As with most class clowns, the charming Sutter has a dark reason for his sense of humor. He drinks just like his father, who abandoned his family. It could be easy to turn Sutter into an after school special or another Marissa Cooper-style teenager fulfilling every rebel cliche, but his story is nuanced. It’s clear that Ponsoldt actually respects his teenage characters instead of making them into examples. No melodrama is necessary because being a teenager is melodramatic enough. Teller, for his part, is reminiscent of a young John Cusack, cute in a slightly wonky way and disarmingly smooth and witty for someone so young, yet there is a hidden complexity and pain behind all that bravado.

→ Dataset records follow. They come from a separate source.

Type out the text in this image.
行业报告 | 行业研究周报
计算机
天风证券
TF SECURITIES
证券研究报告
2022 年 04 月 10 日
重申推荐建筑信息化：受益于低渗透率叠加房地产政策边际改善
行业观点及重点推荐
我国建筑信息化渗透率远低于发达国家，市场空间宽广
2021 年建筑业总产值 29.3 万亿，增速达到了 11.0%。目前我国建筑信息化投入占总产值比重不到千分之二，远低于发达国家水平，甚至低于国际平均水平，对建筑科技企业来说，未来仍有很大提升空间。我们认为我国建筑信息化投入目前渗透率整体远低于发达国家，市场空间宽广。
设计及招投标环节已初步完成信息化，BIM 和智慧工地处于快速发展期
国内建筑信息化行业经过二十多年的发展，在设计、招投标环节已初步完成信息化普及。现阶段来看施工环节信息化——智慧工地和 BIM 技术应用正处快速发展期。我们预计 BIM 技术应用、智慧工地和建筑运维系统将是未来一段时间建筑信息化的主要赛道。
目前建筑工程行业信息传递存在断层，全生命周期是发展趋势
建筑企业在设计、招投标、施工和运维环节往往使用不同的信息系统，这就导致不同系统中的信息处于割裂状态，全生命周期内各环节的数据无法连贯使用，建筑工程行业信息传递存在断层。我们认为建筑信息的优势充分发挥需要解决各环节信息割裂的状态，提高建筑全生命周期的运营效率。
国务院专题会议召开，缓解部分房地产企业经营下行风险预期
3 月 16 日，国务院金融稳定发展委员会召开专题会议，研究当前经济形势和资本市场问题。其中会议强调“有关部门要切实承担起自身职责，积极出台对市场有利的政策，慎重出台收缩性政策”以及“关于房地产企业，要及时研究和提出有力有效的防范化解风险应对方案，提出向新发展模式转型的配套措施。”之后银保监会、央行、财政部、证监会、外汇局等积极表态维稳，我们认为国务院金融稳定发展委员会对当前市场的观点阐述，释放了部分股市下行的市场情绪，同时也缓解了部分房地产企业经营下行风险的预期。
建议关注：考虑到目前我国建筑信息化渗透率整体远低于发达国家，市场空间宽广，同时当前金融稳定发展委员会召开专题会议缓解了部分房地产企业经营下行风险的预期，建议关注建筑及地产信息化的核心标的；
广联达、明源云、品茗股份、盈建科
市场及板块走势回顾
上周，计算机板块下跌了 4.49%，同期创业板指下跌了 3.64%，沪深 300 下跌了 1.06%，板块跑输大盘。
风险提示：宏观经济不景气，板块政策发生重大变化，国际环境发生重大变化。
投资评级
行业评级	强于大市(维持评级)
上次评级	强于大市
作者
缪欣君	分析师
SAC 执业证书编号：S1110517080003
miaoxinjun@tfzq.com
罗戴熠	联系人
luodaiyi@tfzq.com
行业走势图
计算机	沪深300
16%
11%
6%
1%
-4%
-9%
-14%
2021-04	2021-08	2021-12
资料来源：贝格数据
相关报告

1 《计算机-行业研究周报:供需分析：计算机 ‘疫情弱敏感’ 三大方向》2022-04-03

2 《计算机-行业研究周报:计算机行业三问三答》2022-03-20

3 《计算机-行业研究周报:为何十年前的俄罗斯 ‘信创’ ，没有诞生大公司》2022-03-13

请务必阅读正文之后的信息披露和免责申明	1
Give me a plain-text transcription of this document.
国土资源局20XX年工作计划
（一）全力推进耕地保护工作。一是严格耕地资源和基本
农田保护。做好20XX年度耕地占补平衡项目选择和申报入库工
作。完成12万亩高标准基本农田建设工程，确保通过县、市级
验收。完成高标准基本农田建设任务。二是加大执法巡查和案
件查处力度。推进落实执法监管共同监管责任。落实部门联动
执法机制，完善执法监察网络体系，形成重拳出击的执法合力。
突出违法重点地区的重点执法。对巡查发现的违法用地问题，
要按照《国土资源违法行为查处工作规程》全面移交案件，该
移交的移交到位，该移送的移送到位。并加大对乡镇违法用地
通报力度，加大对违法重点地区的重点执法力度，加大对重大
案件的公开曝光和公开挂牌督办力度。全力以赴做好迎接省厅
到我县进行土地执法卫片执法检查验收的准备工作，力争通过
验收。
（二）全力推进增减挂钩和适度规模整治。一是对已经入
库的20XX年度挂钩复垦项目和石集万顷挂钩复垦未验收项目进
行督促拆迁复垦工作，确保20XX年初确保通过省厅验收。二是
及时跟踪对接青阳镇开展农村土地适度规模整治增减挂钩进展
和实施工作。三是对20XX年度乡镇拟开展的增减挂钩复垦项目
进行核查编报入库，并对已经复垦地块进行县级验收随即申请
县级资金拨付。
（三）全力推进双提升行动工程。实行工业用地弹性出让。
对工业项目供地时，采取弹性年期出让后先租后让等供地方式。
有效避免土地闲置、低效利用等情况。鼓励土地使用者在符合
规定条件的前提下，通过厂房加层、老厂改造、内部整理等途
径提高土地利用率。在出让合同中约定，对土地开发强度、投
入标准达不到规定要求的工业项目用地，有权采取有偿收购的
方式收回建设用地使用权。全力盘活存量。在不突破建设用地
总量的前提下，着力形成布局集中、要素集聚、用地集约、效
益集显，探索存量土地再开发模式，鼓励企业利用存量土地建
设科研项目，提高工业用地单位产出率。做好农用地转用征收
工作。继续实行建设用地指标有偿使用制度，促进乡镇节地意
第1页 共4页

This explains why someone as unflashy as Aimee, without a speck of makeup on her face but with an intrigue to her, could bring out the troubled side of Sutter. Woodley is such a natural at playing the self-conscious teenager that it seems like she isn’t even acting — she’s one of the true talents of this acting generation. Similarly, the sex scene between Sutter and Aimee is one of the most authentic in a teenage movie ever. It’s awkward yet sweet and much more emotionally intimate than most American movies. Yet Aimee seems to flow into Sutter’s lifestyle too easily, taking on his drinking and issues like they are her own in a way that is underdeveloped at best and unbelievable at worst. Ponsoldt doesn’t give Aimee the same breadth and depth he gives Sutter, and the film ends rather abruptly.
If you were ever in high school, ever in love or want to see two of most promising young actors, see “The Spectacular Now.” It’s awesome.